When I started working in digital marketing, back in early 2006, I worked in the SEO department of a full-service agency. Back then, very few people understood what SEO actually was, and therefore, many of our clients considered SEO a separate piece of our full-service offering, a line item on their invoice. We spent a great deal of time trying to educate our clients on why SEO needed to be baked into every single aspect of their website from the ground up instead of shoehorned into a project as an afterthought.
Nowadays, more people have an understanding of what SEO is and why it’s important, but the whole “line item” mentality has unfortunately been shifted over to content development. Most brands understand that content is important (in fact, “content strategy” is currently a pretty major buzzword), and many of them are on board with adding more content to their websites, which is fantastic. But it’s crucial for brands to understand that just adding content to a website enough. A holistic content strategy should be ingrained into every aspect of a marketing strategy, and beyond.
In order to get full buy-in from everyone involved, ask the team:
So, you want a content strategy. What is the best-case scenario if this content strategy is implemented? And what is the worst-case scenario if nothing changes?
Hopefully, this question will get the team thinking about the impact of content strategy, why it’s important, and why it’s imperative that they consider it more than just a line item.
When content strategy is just a bullet point on a weekly marketing meeting agenda, it’s easy for it to get lost in the shuffle. So, try to meet face to face, as often as needed and with as many stakeholders as you can. Yes, this can become a pretty significant investment of time and money (especially if you’re working with a brand that’s not local and travel is involved), but the benefit these meetings will have on your content strategy is well worth it.
Meet with as many people as necessary. Of course you’ll be working with the marketing team, but who else should be involved? If the brand has a sales team, you’ll want to connect with them to see how content can help them generate leads. If it’s an e-commerce brand, meet with the buyers to learn as much about the products as possible. If customer service is a top priority, get the customer service team involved. If the promotion of company culture is important to a brand, meet with their HR team.

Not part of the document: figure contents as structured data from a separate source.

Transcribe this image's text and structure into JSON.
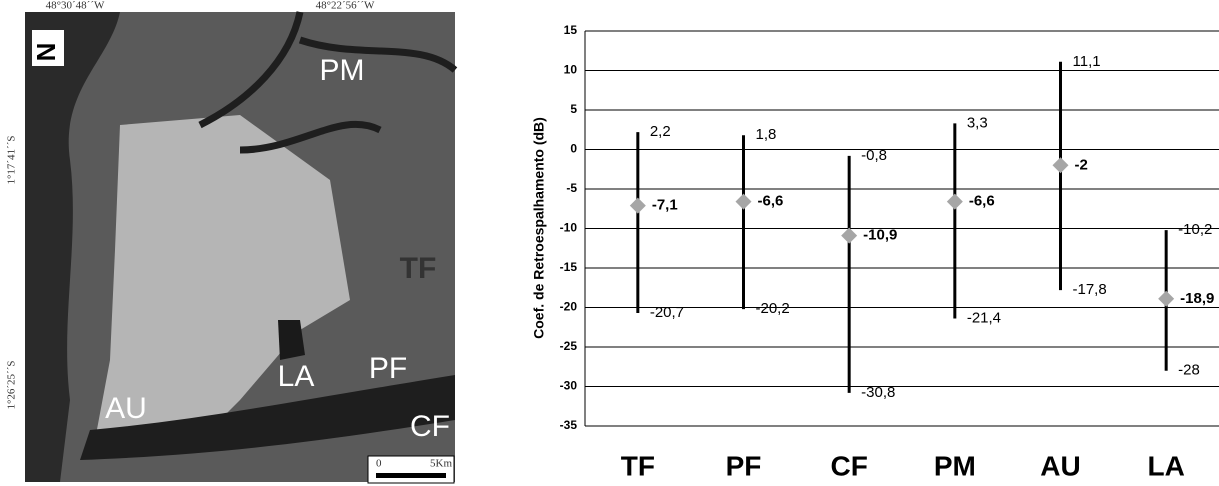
{
  "map": {
    "longitudes": [
      "48°30´48´´W",
      "48°22´56´´W"
    ],
    "latitudes": [
      "1°17´41´´S",
      "1°26´25´´S"
    ],
    "north": "N",
    "regions": [
      "PM",
      "TF",
      "PF",
      "LA",
      "AU",
      "CF"
    ],
    "scale": [
      "0",
      "5Km"
    ]
  },
  "chart_data": {
    "type": "range",
    "y_label": "Coef. de Retroespalhamento (dB)",
    "categories": [
      "TF",
      "PF",
      "CF",
      "PM",
      "AU",
      "LA"
    ],
    "high": {
      "values": [
        2.2,
        1.8,
        -0.8,
        3.3,
        11.1,
        -10.2
      ],
      "value_labels": [
        "2,2",
        "1,8",
        "-0,8",
        "3,3",
        "11,1",
        "-10,2"
      ]
    },
    "mean": {
      "values": [
        -7.1,
        -6.6,
        -10.9,
        -6.6,
        -2,
        -18.9
      ],
      "value_labels": [
        "-7,1",
        "-6,6",
        "-10,9",
        "-6,6",
        "-2",
        "-18,9"
      ]
    },
    "low": {
      "values": [
        -20.7,
        -20.2,
        -30.8,
        -21.4,
        -17.8,
        -28
      ],
      "value_labels": [
        "-20,7",
        "-20,2",
        "-30,8",
        "-21,4",
        "-17,8",
        "-28"
      ]
    },
    "line_color": "#000000",
    "marker_color": "#a6a6a6",
    "ylim": [
      -35,
      15
    ],
    "yticks": [
      -35,
      -30,
      -25,
      -20,
      -15,
      -10,
      -5,
      0,
      5,
      10,
      15
    ],
    "grid": true
  }
}
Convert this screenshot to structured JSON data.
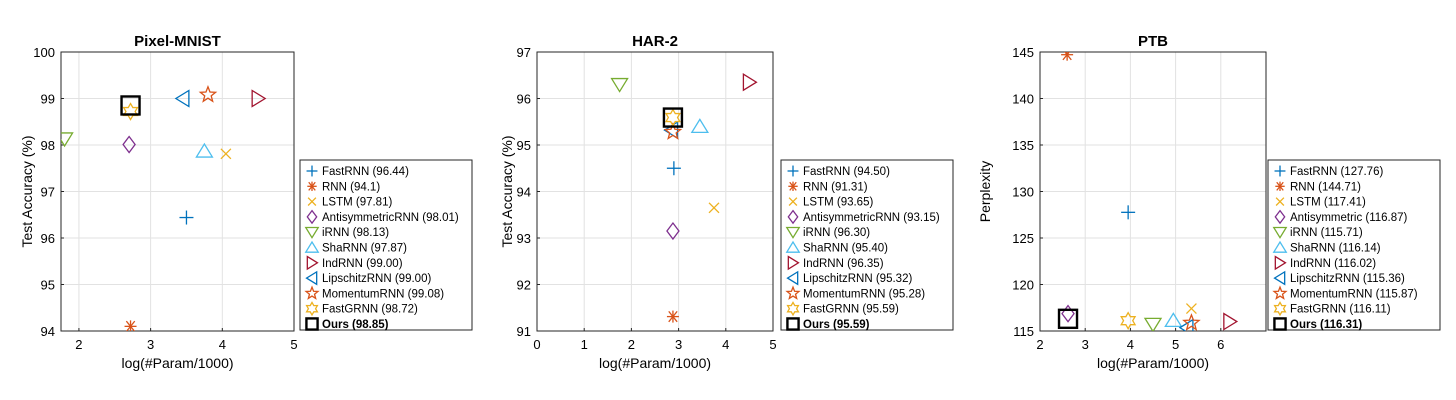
{
  "colors": {
    "FastRNN": "#0072BD",
    "RNN": "#D95319",
    "LSTM": "#EDB120",
    "AntisymmetricRNN": "#7E2F8E",
    "iRNN": "#77AC30",
    "ShaRNN": "#4DBEEE",
    "IndRNN": "#A2142F",
    "LipschitzRNN": "#0072BD",
    "MomentumRNN": "#D95319",
    "FastGRNN": "#EDB120",
    "Ours": "#000000"
  },
  "marker_icons": {
    "FastRNN": "plus-icon",
    "RNN": "asterisk-icon",
    "LSTM": "cross-icon",
    "AntisymmetricRNN": "diamond-icon",
    "iRNN": "triangle-down-icon",
    "ShaRNN": "triangle-up-icon",
    "IndRNN": "triangle-right-icon",
    "LipschitzRNN": "triangle-left-icon",
    "MomentumRNN": "pentagram-icon",
    "FastGRNN": "hexagram-icon",
    "Ours": "square-icon"
  },
  "chart_data": [
    {
      "type": "scatter",
      "title": "Pixel-MNIST",
      "xlabel": "log(#Param/1000)",
      "ylabel": "Test Accuracy (%)",
      "xlim": [
        1.75,
        5
      ],
      "ylim": [
        94,
        100
      ],
      "xticks": [
        2,
        3,
        4,
        5
      ],
      "yticks": [
        94,
        95,
        96,
        97,
        98,
        99,
        100
      ],
      "legend_position": "outside-right",
      "series": [
        {
          "name": "FastRNN",
          "legend": "FastRNN (96.44)",
          "x": 3.5,
          "y": 96.44
        },
        {
          "name": "RNN",
          "legend": "RNN (94.1)",
          "x": 2.72,
          "y": 94.1
        },
        {
          "name": "LSTM",
          "legend": "LSTM (97.81)",
          "x": 4.05,
          "y": 97.81
        },
        {
          "name": "AntisymmetricRNN",
          "legend": "AntisymmetricRNN (98.01)",
          "x": 2.7,
          "y": 98.01
        },
        {
          "name": "iRNN",
          "legend": "iRNN (98.13)",
          "x": 1.8,
          "y": 98.13
        },
        {
          "name": "ShaRNN",
          "legend": "ShaRNN (97.87)",
          "x": 3.75,
          "y": 97.87
        },
        {
          "name": "IndRNN",
          "legend": "IndRNN (99.00)",
          "x": 4.5,
          "y": 99.0
        },
        {
          "name": "LipschitzRNN",
          "legend": "LipschitzRNN (99.00)",
          "x": 3.45,
          "y": 99.0
        },
        {
          "name": "MomentumRNN",
          "legend": "MomentumRNN (99.08)",
          "x": 3.8,
          "y": 99.08
        },
        {
          "name": "FastGRNN",
          "legend": "FastGRNN (98.72)",
          "x": 2.72,
          "y": 98.72
        },
        {
          "name": "Ours",
          "legend": "Ours (98.85)",
          "x": 2.72,
          "y": 98.85
        }
      ]
    },
    {
      "type": "scatter",
      "title": "HAR-2",
      "xlabel": "log(#Param/1000)",
      "ylabel": "Test Accuracy (%)",
      "xlim": [
        0,
        5
      ],
      "ylim": [
        91,
        97
      ],
      "xticks": [
        0,
        1,
        2,
        3,
        4,
        5
      ],
      "yticks": [
        91,
        92,
        93,
        94,
        95,
        96,
        97
      ],
      "legend_position": "outside-right",
      "series": [
        {
          "name": "FastRNN",
          "legend": "FastRNN (94.50)",
          "x": 2.9,
          "y": 94.5
        },
        {
          "name": "RNN",
          "legend": "RNN (91.31)",
          "x": 2.88,
          "y": 91.31
        },
        {
          "name": "LSTM",
          "legend": "LSTM (93.65)",
          "x": 3.75,
          "y": 93.65
        },
        {
          "name": "AntisymmetricRNN",
          "legend": "AntisymmetricRNN (93.15)",
          "x": 2.88,
          "y": 93.15
        },
        {
          "name": "iRNN",
          "legend": "iRNN (96.30)",
          "x": 1.75,
          "y": 96.3
        },
        {
          "name": "ShaRNN",
          "legend": "ShaRNN (95.40)",
          "x": 3.45,
          "y": 95.4
        },
        {
          "name": "IndRNN",
          "legend": "IndRNN (96.35)",
          "x": 4.5,
          "y": 96.35
        },
        {
          "name": "LipschitzRNN",
          "legend": "LipschitzRNN (95.32)",
          "x": 2.85,
          "y": 95.32
        },
        {
          "name": "MomentumRNN",
          "legend": "MomentumRNN (95.28)",
          "x": 2.88,
          "y": 95.28
        },
        {
          "name": "FastGRNN",
          "legend": "FastGRNN (95.59)",
          "x": 2.88,
          "y": 95.59
        },
        {
          "name": "Ours",
          "legend": "Ours (95.59)",
          "x": 2.88,
          "y": 95.59
        }
      ]
    },
    {
      "type": "scatter",
      "title": "PTB",
      "xlabel": "log(#Param/1000)",
      "ylabel": "Perplexity",
      "xlim": [
        2,
        7
      ],
      "ylim": [
        115,
        145
      ],
      "xticks": [
        2,
        3,
        4,
        5,
        6
      ],
      "yticks": [
        115,
        120,
        125,
        130,
        135,
        140,
        145
      ],
      "legend_position": "outside-right",
      "series": [
        {
          "name": "FastRNN",
          "legend": "FastRNN (127.76)",
          "x": 3.95,
          "y": 127.76
        },
        {
          "name": "RNN",
          "legend": "RNN (144.71)",
          "x": 2.6,
          "y": 144.71
        },
        {
          "name": "LSTM",
          "legend": "LSTM (117.41)",
          "x": 5.35,
          "y": 117.41
        },
        {
          "name": "AntisymmetricRNN",
          "legend": "Antisymmetric (116.87)",
          "x": 2.62,
          "y": 116.87
        },
        {
          "name": "iRNN",
          "legend": "iRNN (115.71)",
          "x": 4.5,
          "y": 115.71
        },
        {
          "name": "ShaRNN",
          "legend": "ShaRNN (116.14)",
          "x": 4.95,
          "y": 116.14
        },
        {
          "name": "IndRNN",
          "legend": "IndRNN (116.02)",
          "x": 6.2,
          "y": 116.02
        },
        {
          "name": "LipschitzRNN",
          "legend": "LipschitzRNN (115.36)",
          "x": 5.25,
          "y": 115.36
        },
        {
          "name": "MomentumRNN",
          "legend": "MomentumRNN (115.87)",
          "x": 5.35,
          "y": 115.87
        },
        {
          "name": "FastGRNN",
          "legend": "FastGRNN (116.11)",
          "x": 3.95,
          "y": 116.11
        },
        {
          "name": "Ours",
          "legend": "Ours (116.31)",
          "x": 2.62,
          "y": 116.31
        }
      ]
    }
  ]
}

Don’t Submit to the Tyranny of the Agenda
Meeting agendas are great for keeping things on track, but when you’ve got a lot of items to cover in a finite amount of time, a meeting can become mechanical or rote. More importantly, there’s a lot of missed opportunity in a rigid agenda.
Of course, for a large-scale in-person meeting, you’ll want at least a loose agenda to maintain some semblance of order, but try not to get lost in the bullet points. Instead, ask open-ended questions like:
- Why do you think you need content (or more content, or better content)?
- What’s new or upcoming with the brand that we should know about?
- What business-related issues are keeping you up at night?
- What kind of experience do you want your website visitors to have?
- What roadblocks currently exist that may hinder getting a content strategy off the ground?
- Describe your ideal customer.
You won’t get short, concise answers to these questions. People may ramble or debate – and that’s wonderful! You’ll learn more about the brand, their audience, and their needs during these meandering discussions than you ever will when you’ve got three minutes to check off an agenda item.
(Thanks to our COO and Director of Content Larry Waddell for the term “tyranny of the agenda!”)
Designate “Content Champions”
Of course, everyone is busy, so wrangling a number of teams for regular meetings may be a challenge. And while it would be amazing if everyone involved considered content a high priority, chances are, there will be at least a couple of dissenters or naysayers. If that’s the case, try to find at least one person per team, someone who is interested in and invested in content, to become a “content champion.” Having an advocate to represent a group of stakeholders is efficient and will help ensure that nothing content-related slips through the cracks.
Once you’ve met face to face with your content champions several times, have gotten input from everyone involved, and are working with a team that’s interested in and invested in content strategy, the next step is to continue what you’ve done!
It’s not enough to get people involved – now you need to keep people involved, and its a cyclical process. Continue with regularly scheduled meetings and open-ended questions. Keep stakeholders in the loop every step of the way. And, most importantly, share metrics and successes – because the best way to keep people invested is to show them that their investment is making a difference.
For those of you involved in content strategy, how do you ensure that it doesn’t slip through the cracks?